Мы видали в жизни их не раз -
И святых, и грешных, и усталых, -
Будем же их помнить неустанно,
Как они бы помнили про нас!
14 июля 1978
Памир
Мне твердят, что скоро ты любовь найдешь
и узнаешь с первого же взгляда…
Мне бы только знать, где ты сейчас живешь
и, клянусь, мне большего не надо.
Снова в синем небе журавли трубят,
я брожу по краскам листопада
Мне хотя бы мельком повидать тебя
и, клянусь, мне большего не надо
Дай мне руку, слово для меня скажи,
ты моя тревога и награда
Мне хотя бы раз с тобой прожить всю жизнь
и, клянусь, мне большего не надо
Когда в мой дом любимая вошла,
В нем книги лишь в углу лежали валом.
Любимая сказала: «Это мало.
Нам нужен дом». Любовь у нас была.
И мы пошли со старым рюкзаком,
Чтоб совершить покупки коренные.
И мы купили ходики стенные,
И чайник мы купили со свистком.
Потом пришли иные рубежи,
Мы обрастали разными вещами,
Которые украсить обещали
И без того украшенную жизнь.
Снега летели, письмами шурша,
Ложились письма на мои палатки,
Что дома, слава Богу, все в порядке,
Лишь ходики немножечко спешат.
С любимой мы прожили сотню лет,
Да что я говорю - прожили двести,
И показалось мне, что в новом месте
Горит поярче предвечерний свет
И говорятся тихие слова,
Которые не сказывались, право,
Поэтому, не мудрствуя лукаво,
Пора спешить туда, где синева.
С тех пор я много берегов сменил.
В своей стране и в отдаленных странах
Я вспоминал с навязчивостью странной,
Как часто эти ходики чинил.
Под ними чай другой мужчина пьет,
И те часы ни в чем не виноваты,
Они всего единожды женаты,
Но, как хозяин их, спешат вперед.
Ах, лучше нет огня, который не потухнет,
И лучше дома нет, чем собственный твой дом,
Где ходики стучат старательно на кухне,
Где милая моя и чайник со свистком.
Мы думаем что отличаемся от родителей и у нас все будет по другому. На самом деле мы идем за ними след в след, год за годом, становясь все больше похожими на них во всем.
Ах, дорога, дорога, знакомая синяя птица!

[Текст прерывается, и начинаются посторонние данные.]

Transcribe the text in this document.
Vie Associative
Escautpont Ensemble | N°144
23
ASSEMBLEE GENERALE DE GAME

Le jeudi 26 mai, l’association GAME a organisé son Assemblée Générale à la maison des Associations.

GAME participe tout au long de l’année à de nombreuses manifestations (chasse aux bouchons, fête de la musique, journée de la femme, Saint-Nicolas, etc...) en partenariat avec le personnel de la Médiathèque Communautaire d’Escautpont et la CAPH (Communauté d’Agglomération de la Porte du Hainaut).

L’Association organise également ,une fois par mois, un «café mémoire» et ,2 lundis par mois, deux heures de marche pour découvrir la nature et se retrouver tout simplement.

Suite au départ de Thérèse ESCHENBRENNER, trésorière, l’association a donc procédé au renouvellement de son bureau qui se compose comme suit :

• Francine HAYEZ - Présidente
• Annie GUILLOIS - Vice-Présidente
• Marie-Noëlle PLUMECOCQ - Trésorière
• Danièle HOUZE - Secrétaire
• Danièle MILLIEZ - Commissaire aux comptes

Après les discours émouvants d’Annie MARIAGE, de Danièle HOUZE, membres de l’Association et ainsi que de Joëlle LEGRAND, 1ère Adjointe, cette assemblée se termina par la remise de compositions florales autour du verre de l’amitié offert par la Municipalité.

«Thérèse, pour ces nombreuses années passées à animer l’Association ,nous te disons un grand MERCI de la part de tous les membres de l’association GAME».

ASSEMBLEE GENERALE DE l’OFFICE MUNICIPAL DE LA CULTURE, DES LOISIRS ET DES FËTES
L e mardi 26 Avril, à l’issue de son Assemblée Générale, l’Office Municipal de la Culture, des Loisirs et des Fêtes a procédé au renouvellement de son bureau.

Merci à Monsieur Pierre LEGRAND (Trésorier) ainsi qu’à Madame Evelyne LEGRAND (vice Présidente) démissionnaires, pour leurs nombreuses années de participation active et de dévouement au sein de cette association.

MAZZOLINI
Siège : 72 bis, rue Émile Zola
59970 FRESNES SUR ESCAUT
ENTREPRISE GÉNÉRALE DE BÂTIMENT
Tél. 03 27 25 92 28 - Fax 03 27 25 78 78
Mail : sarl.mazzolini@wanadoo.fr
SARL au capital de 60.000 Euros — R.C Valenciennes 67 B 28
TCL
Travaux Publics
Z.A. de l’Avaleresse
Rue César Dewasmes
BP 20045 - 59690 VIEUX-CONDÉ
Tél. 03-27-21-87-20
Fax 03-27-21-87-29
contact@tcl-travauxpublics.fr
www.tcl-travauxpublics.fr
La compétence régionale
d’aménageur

Мне давно полюбилась крутая твоя полоса.
Зной пустынь, шум тайги, золотые степные зарницы
У истоков твоих основали свои полюса.
По лицу твоему проползают ночные туманы,
Караваны машин топчут шинами тело твоё,
Над твоей головой зажигаются звёзд караваны,
А в ногах твоих солнце, как путник твой вечный, встаёт.
- Ах, дорога, дорога, куда же летишь ты, куда ты?
- Я лечу по горам, удивляюсь, куда ж занесло.
Я беру и швыряю бубновые масти заката
На твое ветровое, видавшее виды стекло.
Как весёлые зайцы, выпрыгивают повороты,
Развеваются ветры, как плащ за моею спиной.
Дорогая дорога, живущего мира ворота,
Отворись предо мной, отворись предо мной.